The signs were all around and the outcome of the Church survey on Sunday Mass attendance came as no surprise. Just under 37 per cent of the Catholic population attends Mass on Sunday. So much for Catholic Malta, its festas and the fireworks.

The decline in Sunday Mass attendance, ongoing for years, is expected to reach a mere 10 per cent by 2040. A sad prospect for an institution that still dominates the skyline in the same way it once dominated the lives of the faithful for centuries. But no more.

That young people are staying away in droves appears to seal the fate for the Church. But the trend may not be irreversible; it is just very hard to combat. The headlines all point in the wrong direction. Marriage separations are outnumbering Church marriages. More students are opting out of religion classes in schools. People are finding out they can do without a Church. The logic does not work the other way around. The Church is the people and their faith.

Strangely, it is not religion that is going out of fashion but the institution itself, or what it does. A Misco study about a year ago, found that 92 per cent of respondents claimed to follow the Catholic religion but they certainly do not do so from the pews. They can do without the Sunday sermons but do not discard the religion.

Rituals do flow spontaneously from faith but when they feel meaningless, the faithful look elsewhere. If symbols and rituals are to be meaningful, they cannot be imposed but experienced. Otherwise, they lose all meaning, and with them the Church. The very carnival that ended this week is intrinsically linked to Church heritage – the start of Lent – but has lost meaning.
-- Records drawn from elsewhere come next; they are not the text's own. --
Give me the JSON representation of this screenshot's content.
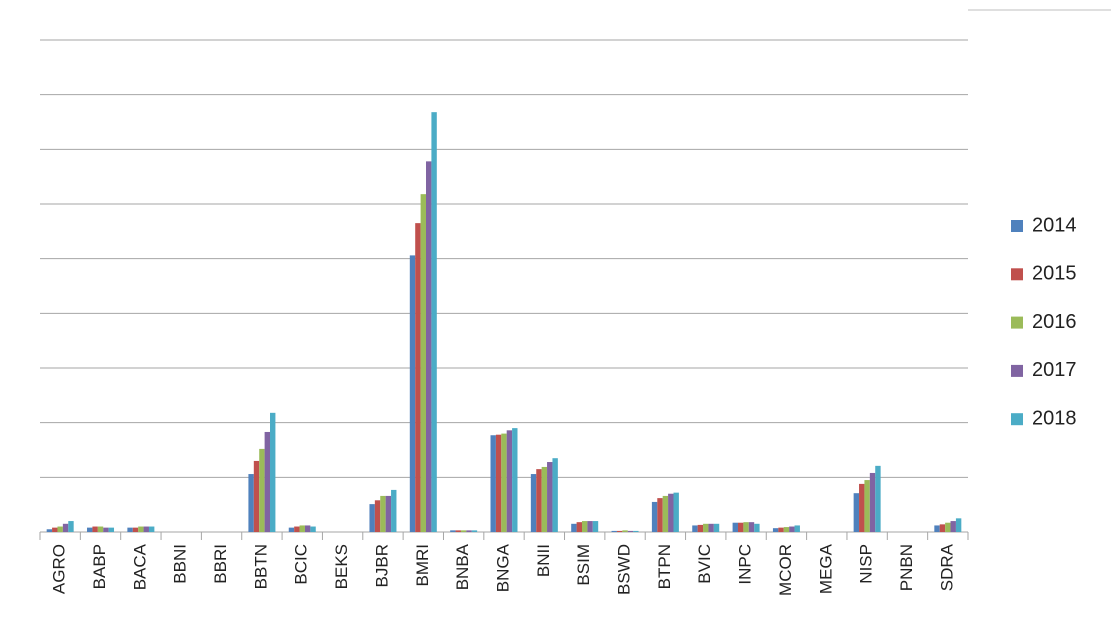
{
  "chart_data": {
    "type": "bar",
    "categories": [
      "AGRO",
      "BABP",
      "BACA",
      "BBNI",
      "BBRI",
      "BBTN",
      "BCIC",
      "BEKS",
      "BJBR",
      "BMRI",
      "BNBA",
      "BNGA",
      "BNII",
      "BSIM",
      "BSWD",
      "BTPN",
      "BVIC",
      "INPC",
      "MCOR",
      "MEGA",
      "NISP",
      "PNBN",
      "SDRA"
    ],
    "series": [
      {
        "name": "2014",
        "color": "#4f81bd",
        "values": [
          0.05,
          0.08,
          0.08,
          0,
          0,
          1.06,
          0.08,
          0,
          0.51,
          5.06,
          0.03,
          1.77,
          1.06,
          0.15,
          0.02,
          0.55,
          0.12,
          0.17,
          0.07,
          0,
          0.71,
          0,
          0.12
        ]
      },
      {
        "name": "2015",
        "color": "#c0504d",
        "values": [
          0.08,
          0.1,
          0.08,
          0,
          0,
          1.3,
          0.1,
          0,
          0.58,
          5.65,
          0.03,
          1.78,
          1.15,
          0.18,
          0.02,
          0.62,
          0.13,
          0.17,
          0.08,
          0,
          0.88,
          0,
          0.14
        ]
      },
      {
        "name": "2016",
        "color": "#9bbb59",
        "values": [
          0.1,
          0.1,
          0.1,
          0,
          0,
          1.52,
          0.12,
          0,
          0.66,
          6.18,
          0.03,
          1.8,
          1.19,
          0.2,
          0.03,
          0.66,
          0.15,
          0.18,
          0.09,
          0,
          0.95,
          0,
          0.17
        ]
      },
      {
        "name": "2017",
        "color": "#8064a2",
        "values": [
          0.15,
          0.08,
          0.1,
          0,
          0,
          1.83,
          0.12,
          0,
          0.66,
          6.78,
          0.03,
          1.86,
          1.28,
          0.2,
          0.02,
          0.7,
          0.15,
          0.18,
          0.1,
          0,
          1.08,
          0,
          0.2
        ]
      },
      {
        "name": "2018",
        "color": "#4bacc6",
        "values": [
          0.2,
          0.08,
          0.1,
          0,
          0,
          2.18,
          0.1,
          0,
          0.77,
          7.68,
          0.03,
          1.9,
          1.35,
          0.2,
          0.02,
          0.72,
          0.15,
          0.15,
          0.12,
          0,
          1.21,
          0,
          0.25
        ]
      }
    ],
    "ylim": [
      0,
      9
    ],
    "yticks": [
      0,
      1,
      2,
      3,
      4,
      5,
      6,
      7,
      8,
      9
    ],
    "grid": true,
    "legend": "right"
  }
}
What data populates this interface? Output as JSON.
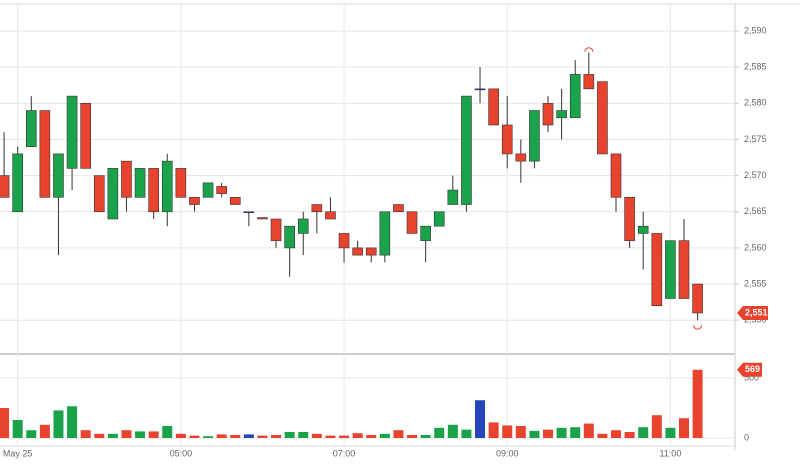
{
  "chart_data": {
    "type": "candlestick",
    "open": [
      2570,
      2565,
      2574,
      2579,
      2567,
      2571,
      2580,
      2570,
      2564,
      2572,
      2567,
      2571,
      2565,
      2571,
      2567,
      2567,
      2568.5,
      2567,
      2565,
      2564.2,
      2564,
      2560,
      2562,
      2566,
      2565,
      2562,
      2560,
      2560,
      2559,
      2566,
      2565,
      2561,
      2563,
      2566,
      2566,
      2582,
      2582,
      2577,
      2573,
      2572,
      2580,
      2578,
      2578,
      2584,
      2583,
      2573,
      2567,
      2562,
      2562,
      2553,
      2561,
      2555
    ],
    "high": [
      2576,
      2574,
      2581,
      2579,
      2573,
      2581,
      2580,
      2570,
      2571,
      2572,
      2571,
      2571,
      2573,
      2571,
      2567,
      2569,
      2569,
      2567,
      2565,
      2564.2,
      2564,
      2563,
      2565,
      2566,
      2567,
      2562,
      2561,
      2560,
      2565,
      2566,
      2565,
      2563,
      2565,
      2570,
      2581,
      2585,
      2582,
      2581,
      2575,
      2579,
      2581,
      2582,
      2586,
      2587,
      2583,
      2573,
      2567,
      2565,
      2562,
      2561,
      2564,
      2555
    ],
    "low": [
      2567,
      2565,
      2574,
      2567,
      2559,
      2568,
      2571,
      2565,
      2564,
      2565,
      2567,
      2564,
      2563,
      2567,
      2565,
      2567,
      2567,
      2566,
      2563,
      2564,
      2560,
      2556,
      2559,
      2562,
      2564,
      2558,
      2559,
      2558,
      2558,
      2565,
      2562,
      2558,
      2563,
      2566,
      2565,
      2580,
      2577,
      2571,
      2569,
      2571,
      2576,
      2575,
      2578,
      2582,
      2573,
      2565,
      2560,
      2557,
      2552,
      2553,
      2553,
      2550
    ],
    "close": [
      2567,
      2573,
      2579,
      2567,
      2573,
      2581,
      2571,
      2565,
      2571,
      2567,
      2571,
      2565,
      2572,
      2567,
      2566,
      2569,
      2567.5,
      2566,
      2565,
      2564,
      2561,
      2563,
      2564,
      2565,
      2564,
      2560,
      2559,
      2559,
      2565,
      2565,
      2562,
      2563,
      2565,
      2568,
      2581,
      2582,
      2577,
      2573,
      2572,
      2579,
      2577,
      2579,
      2584,
      2582,
      2573,
      2567,
      2561,
      2563,
      2552,
      2561,
      2553,
      2551
    ],
    "up_color": "#1aa34a",
    "down_color": "#e8432e",
    "flat_color": "#2446b8",
    "ylim": [
      2545.6,
      2593.6
    ],
    "yticks": [
      {
        "value": 2550,
        "label": "2,550"
      },
      {
        "value": 2555,
        "label": "2,555"
      },
      {
        "value": 2560,
        "label": "2,560"
      },
      {
        "value": 2565,
        "label": "2,565"
      },
      {
        "value": 2570,
        "label": "2,570"
      },
      {
        "value": 2575,
        "label": "2,575"
      },
      {
        "value": 2580,
        "label": "2,580"
      },
      {
        "value": 2585,
        "label": "2,585"
      },
      {
        "value": 2590,
        "label": "2,590"
      }
    ],
    "xlim": [
      -0.3,
      53.75
    ],
    "xticks": [
      {
        "value": 1,
        "label": "May 25"
      },
      {
        "value": 13,
        "label": "05:00"
      },
      {
        "value": 25,
        "label": "07:00"
      },
      {
        "value": 37,
        "label": "09:00"
      },
      {
        "value": 49,
        "label": "11:00"
      }
    ],
    "last_price_label": "2,551",
    "volume": {
      "values": [
        250,
        150,
        65,
        110,
        230,
        265,
        65,
        35,
        35,
        65,
        55,
        55,
        100,
        35,
        20,
        15,
        30,
        25,
        30,
        20,
        25,
        50,
        50,
        35,
        20,
        20,
        40,
        25,
        35,
        65,
        25,
        25,
        85,
        110,
        70,
        315,
        130,
        105,
        100,
        60,
        70,
        85,
        90,
        120,
        35,
        65,
        50,
        90,
        190,
        85,
        165,
        569
      ],
      "ylim": [
        0,
        692
      ],
      "yticks": [
        0,
        500
      ]
    },
    "grid": true
  }
}
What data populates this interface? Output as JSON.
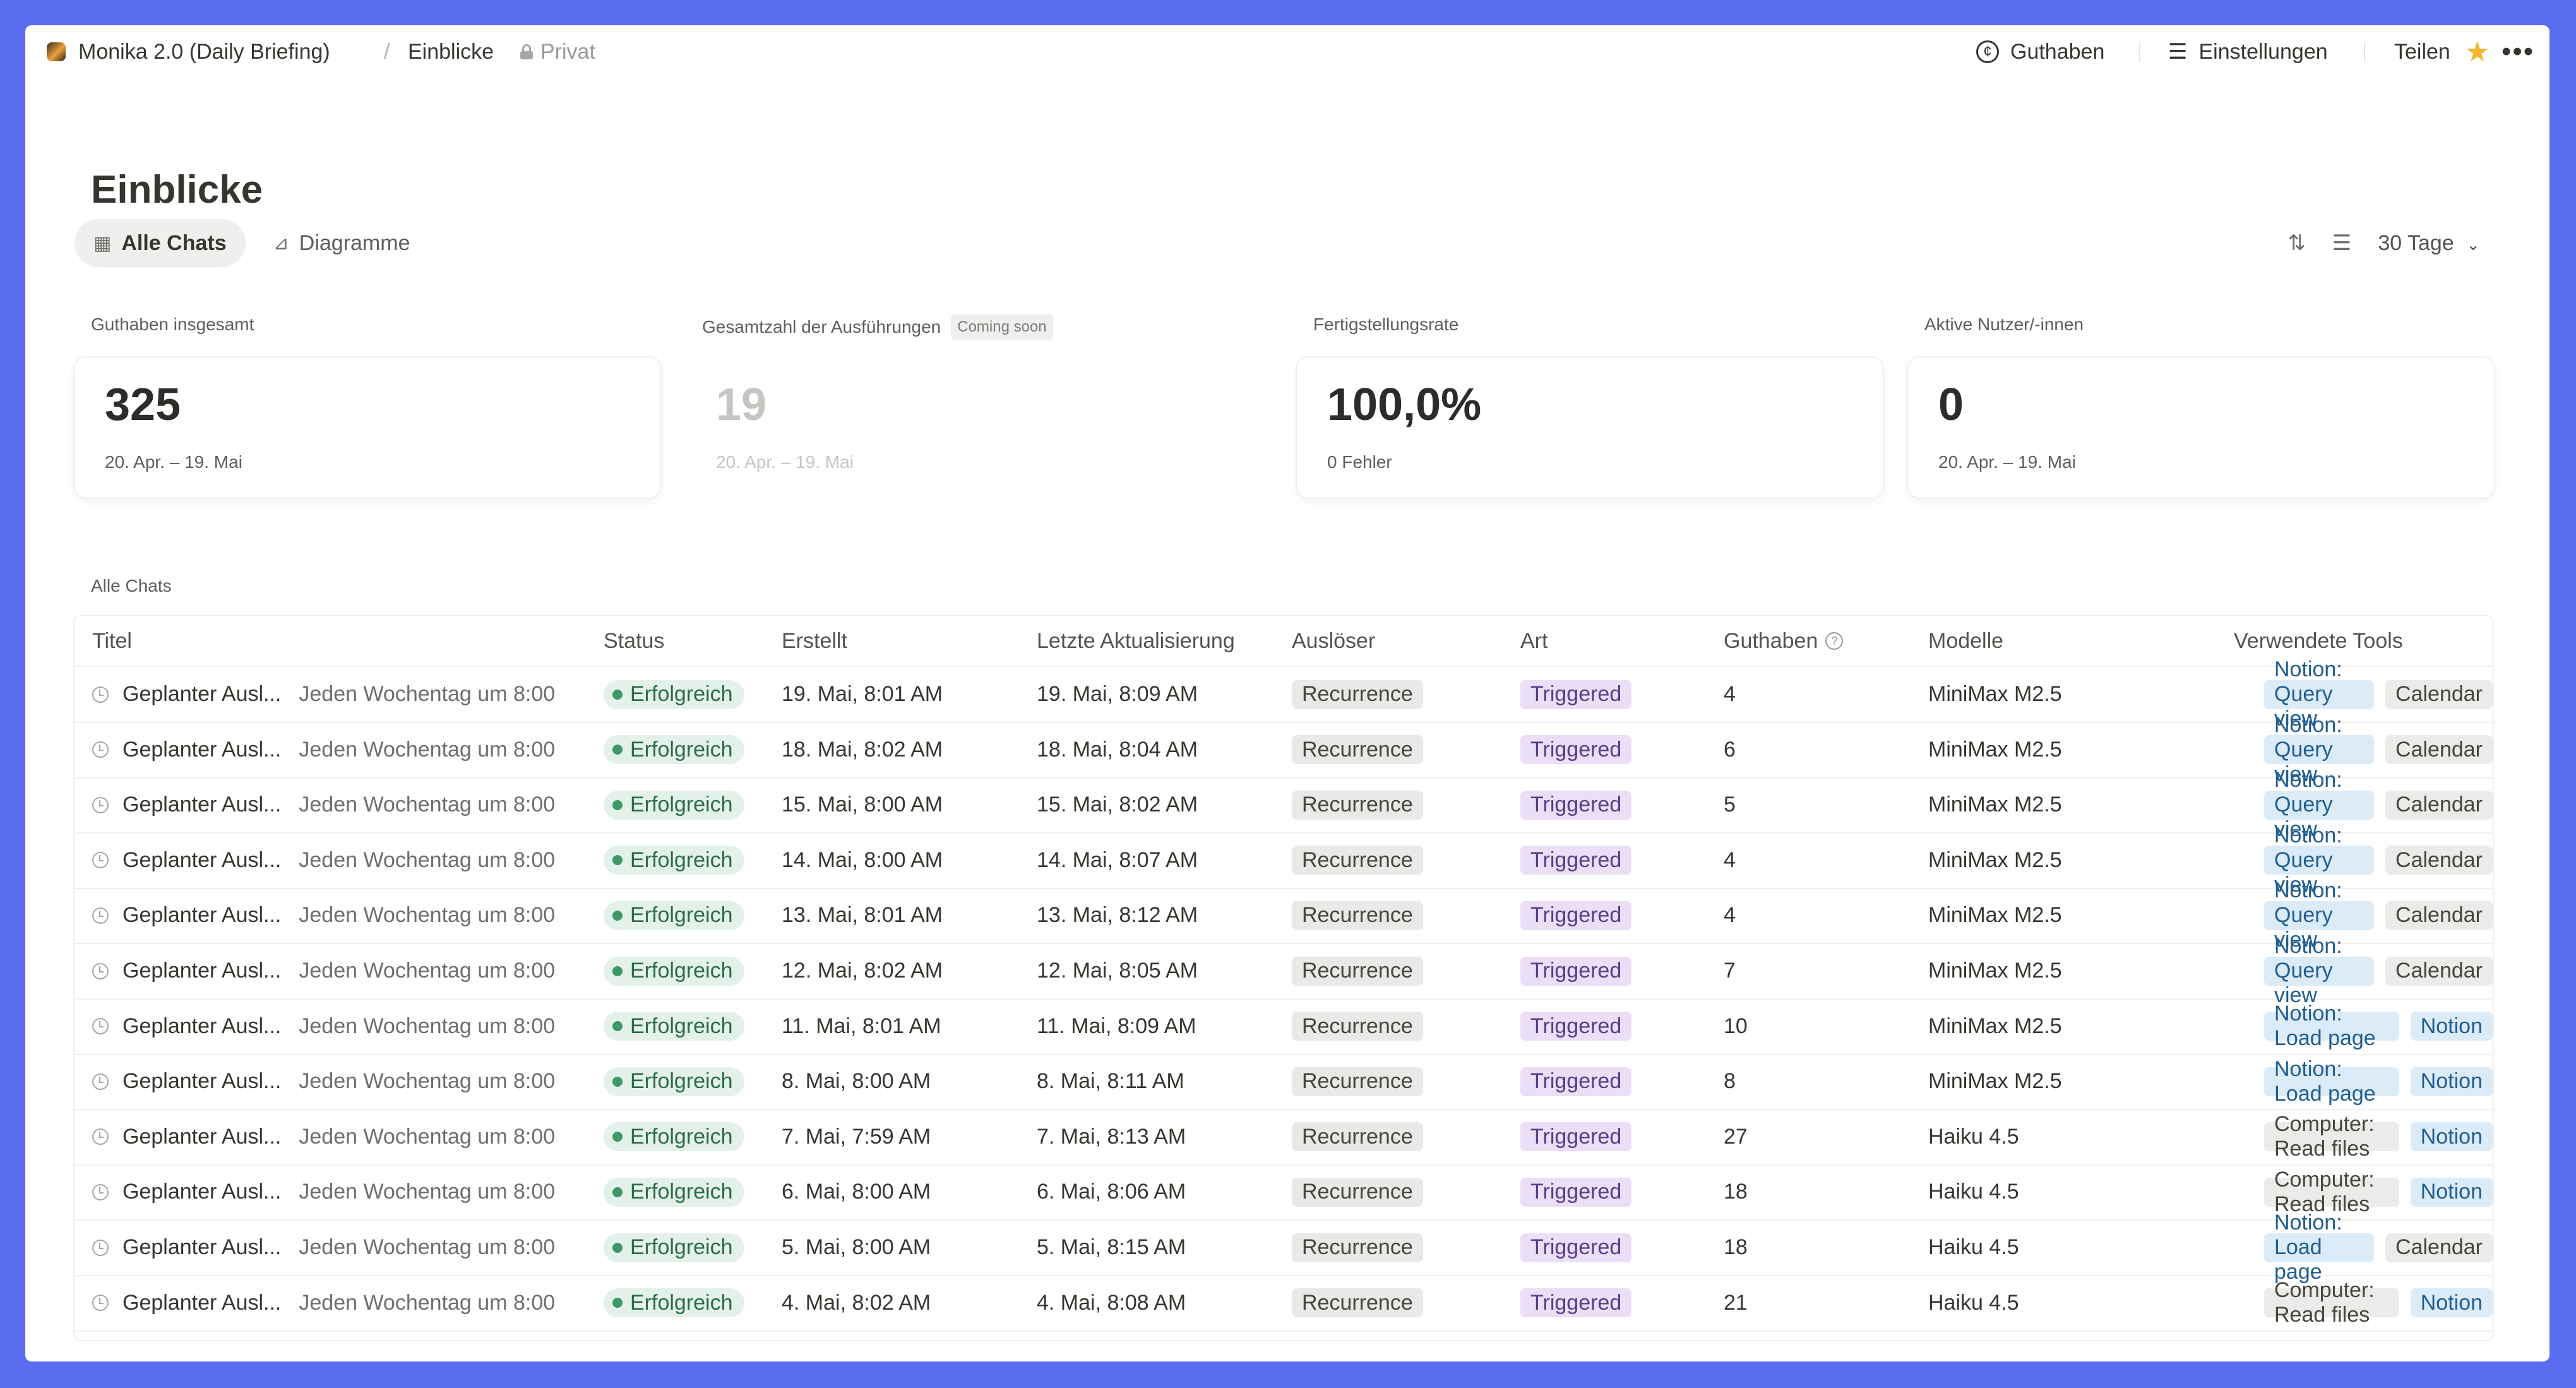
{
  "topbar": {
    "workspace": "Monika 2.0 (Daily Briefing)",
    "separator": "/",
    "page": "Einblicke",
    "privacy": "Privat",
    "credits": "Guthaben",
    "settings": "Einstellungen",
    "share": "Teilen"
  },
  "title": "Einblicke",
  "tabs": {
    "all_chats": "Alle Chats",
    "charts": "Diagramme"
  },
  "range": "30 Tage",
  "stats": {
    "credits": {
      "label": "Guthaben insgesamt",
      "value": "325",
      "sub": "20. Apr. – 19. Mai"
    },
    "runs": {
      "label": "Gesamtzahl der Ausführungen",
      "badge": "Coming soon",
      "value": "19",
      "sub": "20. Apr. – 19. Mai"
    },
    "completion": {
      "label": "Fertigstellungsrate",
      "value": "100,0%",
      "sub": "0 Fehler"
    },
    "users": {
      "label": "Aktive Nutzer/-innen",
      "value": "0",
      "sub": "20. Apr. – 19. Mai"
    }
  },
  "section_label": "Alle Chats",
  "columns": {
    "title": "Titel",
    "status": "Status",
    "created": "Erstellt",
    "updated": "Letzte Aktualisierung",
    "trigger": "Auslöser",
    "type": "Art",
    "credits": "Guthaben",
    "models": "Modelle",
    "tools": "Verwendete Tools"
  },
  "rows": [
    {
      "title": "Geplanter Ausl...",
      "desc": "Jeden Wochentag um 8:00",
      "status": "Erfolgreich",
      "created": "19. Mai, 8:01 AM",
      "updated": "19. Mai, 8:09 AM",
      "trigger": "Recurrence",
      "type": "Triggered",
      "credits": "4",
      "model": "MiniMax M2.5",
      "tool1": "Notion: Query view",
      "tool1_color": "blue",
      "tool2": "Calendar"
    },
    {
      "title": "Geplanter Ausl...",
      "desc": "Jeden Wochentag um 8:00",
      "status": "Erfolgreich",
      "created": "18. Mai, 8:02 AM",
      "updated": "18. Mai, 8:04 AM",
      "trigger": "Recurrence",
      "type": "Triggered",
      "credits": "6",
      "model": "MiniMax M2.5",
      "tool1": "Notion: Query view",
      "tool1_color": "blue",
      "tool2": "Calendar"
    },
    {
      "title": "Geplanter Ausl...",
      "desc": "Jeden Wochentag um 8:00",
      "status": "Erfolgreich",
      "created": "15. Mai, 8:00 AM",
      "updated": "15. Mai, 8:02 AM",
      "trigger": "Recurrence",
      "type": "Triggered",
      "credits": "5",
      "model": "MiniMax M2.5",
      "tool1": "Notion: Query view",
      "tool1_color": "blue",
      "tool2": "Calendar"
    },
    {
      "title": "Geplanter Ausl...",
      "desc": "Jeden Wochentag um 8:00",
      "status": "Erfolgreich",
      "created": "14. Mai, 8:00 AM",
      "updated": "14. Mai, 8:07 AM",
      "trigger": "Recurrence",
      "type": "Triggered",
      "credits": "4",
      "model": "MiniMax M2.5",
      "tool1": "Notion: Query view",
      "tool1_color": "blue",
      "tool2": "Calendar"
    },
    {
      "title": "Geplanter Ausl...",
      "desc": "Jeden Wochentag um 8:00",
      "status": "Erfolgreich",
      "created": "13. Mai, 8:01 AM",
      "updated": "13. Mai, 8:12 AM",
      "trigger": "Recurrence",
      "type": "Triggered",
      "credits": "4",
      "model": "MiniMax M2.5",
      "tool1": "Notion: Query view",
      "tool1_color": "blue",
      "tool2": "Calendar"
    },
    {
      "title": "Geplanter Ausl...",
      "desc": "Jeden Wochentag um 8:00",
      "status": "Erfolgreich",
      "created": "12. Mai, 8:02 AM",
      "updated": "12. Mai, 8:05 AM",
      "trigger": "Recurrence",
      "type": "Triggered",
      "credits": "7",
      "model": "MiniMax M2.5",
      "tool1": "Notion: Query view",
      "tool1_color": "blue",
      "tool2": "Calendar"
    },
    {
      "title": "Geplanter Ausl...",
      "desc": "Jeden Wochentag um 8:00",
      "status": "Erfolgreich",
      "created": "11. Mai, 8:01 AM",
      "updated": "11. Mai, 8:09 AM",
      "trigger": "Recurrence",
      "type": "Triggered",
      "credits": "10",
      "model": "MiniMax M2.5",
      "tool1": "Notion: Load page",
      "tool1_color": "blue",
      "tool2": "Notion"
    },
    {
      "title": "Geplanter Ausl...",
      "desc": "Jeden Wochentag um 8:00",
      "status": "Erfolgreich",
      "created": "8. Mai, 8:00 AM",
      "updated": "8. Mai, 8:11 AM",
      "trigger": "Recurrence",
      "type": "Triggered",
      "credits": "8",
      "model": "MiniMax M2.5",
      "tool1": "Notion: Load page",
      "tool1_color": "blue",
      "tool2": "Notion"
    },
    {
      "title": "Geplanter Ausl...",
      "desc": "Jeden Wochentag um 8:00",
      "status": "Erfolgreich",
      "created": "7. Mai, 7:59 AM",
      "updated": "7. Mai, 8:13 AM",
      "trigger": "Recurrence",
      "type": "Triggered",
      "credits": "27",
      "model": "Haiku 4.5",
      "tool1": "Computer: Read files",
      "tool1_color": "gray",
      "tool2": "Notion"
    },
    {
      "title": "Geplanter Ausl...",
      "desc": "Jeden Wochentag um 8:00",
      "status": "Erfolgreich",
      "created": "6. Mai, 8:00 AM",
      "updated": "6. Mai, 8:06 AM",
      "trigger": "Recurrence",
      "type": "Triggered",
      "credits": "18",
      "model": "Haiku 4.5",
      "tool1": "Computer: Read files",
      "tool1_color": "gray",
      "tool2": "Notion"
    },
    {
      "title": "Geplanter Ausl...",
      "desc": "Jeden Wochentag um 8:00",
      "status": "Erfolgreich",
      "created": "5. Mai, 8:00 AM",
      "updated": "5. Mai, 8:15 AM",
      "trigger": "Recurrence",
      "type": "Triggered",
      "credits": "18",
      "model": "Haiku 4.5",
      "tool1": "Notion: Load page",
      "tool1_color": "blue",
      "tool2": "Calendar"
    },
    {
      "title": "Geplanter Ausl...",
      "desc": "Jeden Wochentag um 8:00",
      "status": "Erfolgreich",
      "created": "4. Mai, 8:02 AM",
      "updated": "4. Mai, 8:08 AM",
      "trigger": "Recurrence",
      "type": "Triggered",
      "credits": "21",
      "model": "Haiku 4.5",
      "tool1": "Computer: Read files",
      "tool1_color": "gray",
      "tool2": "Notion"
    }
  ]
}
Christianity gives supernatural value to the rhythms and daily events of individual existence. If people do not get that in church on Sunday they will not go. They are interested in finding meaning to the sometimes senseless world they leave outside. Sacraments are manifestations of the unseen and the divine. If people do not see that from the pews, there is something intrinsically wrong.

The issue has nothing to do with impressive sermons on Sunday mornings, or with liturgy or music or grand architecture. They all help but can be found elsewhere and with more convenience. The search of the faithful is for meaning for everything around them. And if the Church is seen to have lost that, it has effectively lost everything.

Getting people back to fill the pews is not an easy feat. Apart from the spiritual aspects and the feeling of community that Mass evokes, it is primarily a celebration. People get out of it what they themselves put into it. At Mass they receive God in two ways, the liturgy of the Word and the Eucharist. It is not entertainment, there is much of that around.

Reviving Sunday Mass is not improving the entertainment aspect or the convenience. Mass has meaning to people of faith. Strengthening the faith will strengthen the Mass. The pews are filled by believers, not a passive audience of onlookers. The Church has a tough challenge ahead.

Sunday Mass is not a tradition, or a habit. It is an act of faith.